When merging is disabled, a possible solution is to unmap the mapped file region, copy the old profile file to the new file, and then mmap the CounterBegin to the new file region. Does this sound correct?
If the instrumented program is multithreaded, it might be possible for a thread to racily update a counter in the un-mmap’d region.
I thought that the instrumented program can only update counters in the mmapped regions which are setup during the initialization. How does it access un-mmaped regions?
If the __llvm_prf_cnts section is mmap’d to a file (either directly, or from a standalone buffer as is done for Fuchsia), a possible sequence might be:
Thread 1: __llvm_profile_set_file_object(…)
Thread 1: munmap(countersRegion)
Thread 2: ++countersRegion[idx] <= Write to __llvm_prf_cnts after munmap(), not clear what this memory region contains.
Thread 1: Copy old profile…
Thread 1: countersRegion = mmap(new_fd, …)
What I meant to express earlier is that I’m certain about what the contents of __llvm_prf_cnts are after the munmap(). If it turns out that the munmap() doesn’t alter the in-memory counters [*], there should be no race. The subsequent mmap(new_fd) should write up-to-date counters to the new profile. It could be worth checking in a proof of concept (similar to darwin-proof-of-concept.c) to determine the behavior of mmap(__llvm_prf_cnts, fd1) → munmap() → mmap(__llvm_prf_cnts, fd2).
[*] The BSD manual for munmap(2) suggests that this is what happens:
[File mapping] If the mapping maps data from a file (MAP_SHARED), then the memory will eventually be written back to disk if it's
dirty. This will happen automatically at some point in the future (implementation dependent). Note: to force the
memory to be written back to the disk, use msync(2).

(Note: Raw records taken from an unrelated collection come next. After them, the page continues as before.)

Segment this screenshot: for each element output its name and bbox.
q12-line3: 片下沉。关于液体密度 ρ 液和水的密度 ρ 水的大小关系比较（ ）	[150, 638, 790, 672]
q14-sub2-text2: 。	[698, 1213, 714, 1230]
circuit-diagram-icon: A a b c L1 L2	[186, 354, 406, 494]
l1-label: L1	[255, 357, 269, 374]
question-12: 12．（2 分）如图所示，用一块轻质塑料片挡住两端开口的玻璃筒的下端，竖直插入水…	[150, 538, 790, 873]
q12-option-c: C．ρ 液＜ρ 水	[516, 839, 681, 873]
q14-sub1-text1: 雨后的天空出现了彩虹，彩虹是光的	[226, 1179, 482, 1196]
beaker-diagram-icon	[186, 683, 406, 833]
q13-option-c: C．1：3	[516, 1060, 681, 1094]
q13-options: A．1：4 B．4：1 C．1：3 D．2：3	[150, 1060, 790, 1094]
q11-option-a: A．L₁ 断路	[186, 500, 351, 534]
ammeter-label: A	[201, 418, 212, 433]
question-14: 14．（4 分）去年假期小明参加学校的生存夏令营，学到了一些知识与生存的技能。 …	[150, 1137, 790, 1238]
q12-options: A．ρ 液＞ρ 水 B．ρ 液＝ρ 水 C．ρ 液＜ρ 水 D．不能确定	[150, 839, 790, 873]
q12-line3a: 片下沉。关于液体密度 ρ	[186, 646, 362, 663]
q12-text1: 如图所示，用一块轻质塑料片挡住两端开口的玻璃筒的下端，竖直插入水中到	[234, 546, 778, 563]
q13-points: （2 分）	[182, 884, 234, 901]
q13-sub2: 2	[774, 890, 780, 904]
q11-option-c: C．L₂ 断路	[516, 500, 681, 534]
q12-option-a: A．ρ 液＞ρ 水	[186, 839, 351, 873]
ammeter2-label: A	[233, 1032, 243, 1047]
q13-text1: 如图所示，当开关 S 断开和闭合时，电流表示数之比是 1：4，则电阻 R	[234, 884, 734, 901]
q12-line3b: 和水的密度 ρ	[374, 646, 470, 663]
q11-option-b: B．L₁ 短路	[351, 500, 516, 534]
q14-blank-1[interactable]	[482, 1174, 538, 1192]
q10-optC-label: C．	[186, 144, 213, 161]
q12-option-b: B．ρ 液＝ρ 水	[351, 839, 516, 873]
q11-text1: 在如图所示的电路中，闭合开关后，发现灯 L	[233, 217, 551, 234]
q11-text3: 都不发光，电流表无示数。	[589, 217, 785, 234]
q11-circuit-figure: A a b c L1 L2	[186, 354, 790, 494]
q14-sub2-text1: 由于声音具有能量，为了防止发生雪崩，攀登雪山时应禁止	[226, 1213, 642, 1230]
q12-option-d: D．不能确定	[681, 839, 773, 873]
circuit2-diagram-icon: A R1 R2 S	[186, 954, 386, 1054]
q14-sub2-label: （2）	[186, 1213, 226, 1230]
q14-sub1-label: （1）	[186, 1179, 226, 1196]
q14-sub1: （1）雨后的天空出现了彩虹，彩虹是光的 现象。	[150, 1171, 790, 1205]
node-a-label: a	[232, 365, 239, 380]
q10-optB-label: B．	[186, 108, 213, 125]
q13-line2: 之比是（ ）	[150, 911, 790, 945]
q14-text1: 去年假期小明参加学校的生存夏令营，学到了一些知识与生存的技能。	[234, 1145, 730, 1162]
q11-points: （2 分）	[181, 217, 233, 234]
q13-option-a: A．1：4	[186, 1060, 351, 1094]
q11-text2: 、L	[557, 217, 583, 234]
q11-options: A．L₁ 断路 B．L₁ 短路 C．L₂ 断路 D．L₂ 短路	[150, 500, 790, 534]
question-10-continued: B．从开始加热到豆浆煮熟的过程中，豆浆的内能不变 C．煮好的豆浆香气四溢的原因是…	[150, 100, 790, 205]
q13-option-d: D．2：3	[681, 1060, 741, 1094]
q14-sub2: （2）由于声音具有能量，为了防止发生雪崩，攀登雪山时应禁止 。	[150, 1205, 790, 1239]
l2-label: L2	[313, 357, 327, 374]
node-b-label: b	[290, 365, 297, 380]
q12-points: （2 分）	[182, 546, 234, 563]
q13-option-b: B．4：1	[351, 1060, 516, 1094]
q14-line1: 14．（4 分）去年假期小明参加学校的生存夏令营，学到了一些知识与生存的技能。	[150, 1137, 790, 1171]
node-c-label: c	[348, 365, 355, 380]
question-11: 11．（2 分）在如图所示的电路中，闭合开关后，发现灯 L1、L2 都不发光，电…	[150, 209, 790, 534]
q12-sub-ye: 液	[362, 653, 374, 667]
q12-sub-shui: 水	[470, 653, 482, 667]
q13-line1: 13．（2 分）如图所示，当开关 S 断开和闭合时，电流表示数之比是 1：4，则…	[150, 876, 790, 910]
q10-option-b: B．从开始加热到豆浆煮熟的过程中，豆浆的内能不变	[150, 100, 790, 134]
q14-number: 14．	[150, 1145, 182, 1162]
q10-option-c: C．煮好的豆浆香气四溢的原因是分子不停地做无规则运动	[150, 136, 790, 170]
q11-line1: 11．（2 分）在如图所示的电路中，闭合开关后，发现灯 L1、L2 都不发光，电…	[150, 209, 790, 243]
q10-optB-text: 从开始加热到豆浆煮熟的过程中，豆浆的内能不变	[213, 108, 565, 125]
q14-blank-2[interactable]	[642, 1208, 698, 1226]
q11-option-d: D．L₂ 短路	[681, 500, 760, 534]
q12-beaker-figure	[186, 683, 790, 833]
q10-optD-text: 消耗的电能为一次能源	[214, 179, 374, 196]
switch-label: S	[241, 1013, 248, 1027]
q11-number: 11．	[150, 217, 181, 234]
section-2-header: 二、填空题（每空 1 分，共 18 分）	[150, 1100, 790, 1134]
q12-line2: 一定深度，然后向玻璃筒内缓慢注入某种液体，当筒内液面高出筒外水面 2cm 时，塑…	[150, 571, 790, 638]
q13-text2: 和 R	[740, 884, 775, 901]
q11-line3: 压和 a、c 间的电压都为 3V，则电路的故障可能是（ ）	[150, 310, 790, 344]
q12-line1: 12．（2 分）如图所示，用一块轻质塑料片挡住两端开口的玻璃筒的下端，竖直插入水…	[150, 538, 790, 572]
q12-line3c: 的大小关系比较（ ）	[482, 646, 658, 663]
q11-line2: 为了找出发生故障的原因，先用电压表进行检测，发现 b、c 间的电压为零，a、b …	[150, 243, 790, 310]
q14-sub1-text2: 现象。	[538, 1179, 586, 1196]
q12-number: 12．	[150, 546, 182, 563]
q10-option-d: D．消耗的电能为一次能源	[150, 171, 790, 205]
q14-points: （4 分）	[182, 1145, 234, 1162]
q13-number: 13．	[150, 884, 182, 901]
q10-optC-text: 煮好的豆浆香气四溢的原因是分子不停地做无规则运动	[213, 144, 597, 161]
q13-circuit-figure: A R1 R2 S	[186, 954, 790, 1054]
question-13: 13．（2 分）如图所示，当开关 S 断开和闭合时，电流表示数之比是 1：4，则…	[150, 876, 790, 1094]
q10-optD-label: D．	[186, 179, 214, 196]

If there are still other references to the memory when the munmap is done, then nothing is done to the memory itself and it may be
swapped out if need be.
Do you think it’s viable to sidestep the issue by restricting how/when __llvm_profile_set_file_object can be called, e.g. either by documenting or requiring that no other threads are active at the time of the call?
This looks viable.
When merging is enabled, multiple profile files will be created. I’m not sure how to set the file object in this case as only one file descriptor is passed to __llvm_profile_set_file_object.
Can you share how __llvm_profile_set_file_object(…, EnableMerge = true) works in non-continuous mode? It’s not something I’m familiar with.
By looking at existing tests, __llvm_profile_set_file_object(…, EnableMerge = true) allows instrumented programs to accumulate profile files from different runs. My guess is that when running two instrumented programs, this function allows them to write to the same profile file in appending mode, but I’m not sure how it handles the case when multiple profile files are created during initialization for non-continuous mode.
For the merging + continuous mode case, it sounds like it’d be necessary to lock a profile, update the in-memory __llvm_prf_cnts section with its contents (the merging step), and then set up a fresh mmap().